Benefits Street: Series 2

Benefits Street 1

The first episode of the new season of Benefits Street, based in the Tilery Estate in Stockton-on-Tees, strangely enough offered a degree of positivity that was sorely missing from the first. Some characters are portrayed in a more sympathetic manner, explanations are offered for their continued reliance on benefits that even the most hard-hearted couldn’t criticize, and attempts are made to offer an insight into the disillusionment many disadvantaged people feel with the establishment. It’s important to get the recognition of this out of the way, though, before making the main point—that this marginal improvement does not redeem the series, nor allow it to climb out of the poverty porn cesspit that constitutes the very worst kind of elitism our modern popular culture can muster up.

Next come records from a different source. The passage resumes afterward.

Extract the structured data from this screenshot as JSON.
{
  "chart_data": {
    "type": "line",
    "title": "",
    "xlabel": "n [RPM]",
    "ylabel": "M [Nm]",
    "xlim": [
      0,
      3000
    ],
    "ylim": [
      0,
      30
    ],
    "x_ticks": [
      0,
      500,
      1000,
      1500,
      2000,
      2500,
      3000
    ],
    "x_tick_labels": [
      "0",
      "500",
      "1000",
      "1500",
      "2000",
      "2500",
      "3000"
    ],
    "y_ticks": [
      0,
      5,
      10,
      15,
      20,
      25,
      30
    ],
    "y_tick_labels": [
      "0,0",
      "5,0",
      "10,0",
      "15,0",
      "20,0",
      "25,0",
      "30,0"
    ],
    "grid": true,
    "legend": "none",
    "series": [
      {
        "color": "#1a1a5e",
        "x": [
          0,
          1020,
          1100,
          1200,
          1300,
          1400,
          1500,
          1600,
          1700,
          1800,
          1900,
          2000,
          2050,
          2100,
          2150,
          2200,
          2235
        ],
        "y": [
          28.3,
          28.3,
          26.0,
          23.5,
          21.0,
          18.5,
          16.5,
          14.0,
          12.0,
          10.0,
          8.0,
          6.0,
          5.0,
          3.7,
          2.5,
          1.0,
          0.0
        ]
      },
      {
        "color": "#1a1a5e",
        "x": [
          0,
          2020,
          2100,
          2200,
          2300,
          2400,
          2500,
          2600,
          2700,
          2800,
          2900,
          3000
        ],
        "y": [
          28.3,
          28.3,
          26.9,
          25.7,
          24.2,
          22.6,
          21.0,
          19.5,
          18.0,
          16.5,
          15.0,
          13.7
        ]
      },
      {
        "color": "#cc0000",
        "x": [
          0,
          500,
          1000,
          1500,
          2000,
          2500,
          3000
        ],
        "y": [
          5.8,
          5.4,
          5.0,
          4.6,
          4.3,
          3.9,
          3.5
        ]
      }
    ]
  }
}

The matriarch role of this series is shared by best friends of 20 years, Julie and Sue, who have 11 kids between them and are both on benefits. Sue, we are told, hasn’t worked for a year, and Julie for 15—something the show wastes no time getting out there, playing into the hands of those who would berate poor women for having more kids than they can afford. Those who make such snap judgments though will later be left feeling rather foolish, when Julie—a former Youth and Community worker—reveals the tragic details of her life, tearfully recalling the moment when her now 15-year-old son suffered a cardiac arrest as a baby and died in her arms. Though he was revived through the determined efforts of a crash team—to whom Julie pledges any potential future lottery wins—he was left severely brain damaged and entirely dependent on round-the-clock care from his devoted mother.

Caring and motherly by nature, both women support their neighbours, regularly cooking meals for the more vulnerable amongst them. This spirit of solidarity is touching, and may hope to counteract the run of the mill demonization of communities such as these. Of course, Channel 4 can’t allow their subjects to get away that easily—positive aspects are counteracted by the handling of other characters more ripe for exploitative consumption. One star of the series, Maxwell, is a drug user and repeated offender—his criminal record includes incidents of burglary, fraud and shining lasers at police helicopters—who sells cannabis from his flat and collects £500 a month in Income Support and Disability Allowance on account of memory loss problems, clearly implied to be a result of cannabis use. Footage showing Maxwell bagging up weed, as well as taking a large number of Diazepam pills before turning up 45 minutes late to a court appearance—he was let off anyway—has been criticised, and many have asked whether he was naively undertaking acts of bravado for the benefit of the cameras, unaware of possible consequences. Portrayed as the typical undeserving recipient of state handouts, Maxwell is ultimately likely to damage the reception of other characters that might otherwise be judged deserving. Its notable that no attempt is made to offer a wider socio-cultural explanation for Maxwell’s behaviour and incarceration at only 18, whether it’s a result of his childhood, economic factors, a failure in the education system, or any other reason.

Particularly unpalatable in this first episode were the relentless attempts at self-defense through deflecting blame onto reporters who had gotten wind of the new location. Whilst rightfully challenging the authority of reporters to take pictures of unconsenting subjects, including children, as well as documenting the false claims excreted by newspapers such as The Sun, the episode sidesteps the issue of whether a documentary subject can ever really give consent, given they cannot truly know how they will be portrayed. Alex Cunningham, MP for the local area, makes his first ever visit to the street to criticize the exploitation of his vulnerable constituents—though making sure to bring his own news crew each time—and is ridiculed by residents who feel his concerns are insincere. Whilst this segment does well to highlight the isolation of the estate and its lack of facilities, offering concerning viewers a chance to analyse why a pocketed community, abandoned by the outside world for all intents and purposes, may suffer from incidents of crime and drug use, it does feel like it’s primary purpose is to defend Channel 4 from criticism—one resident declares that they, unlike Cunningham, are giving her a voice, no doubt to the glee of producers.

Benefits Street represents the very worst of trash TV. Laughably posing as groundbreaking journalism, shows such as this serve only to perpetuate extremely damaging myths concerning the abuse of our welfare system, which pave the way for further demonistation of our most vulnerable and needy. The première of the second series was postponed until after the election, for fear it would interfere with the result. This may sound admirable to some, but really the damage has already been done.

Benefits Street is airing on Monday nights at 9pm on Channel 4.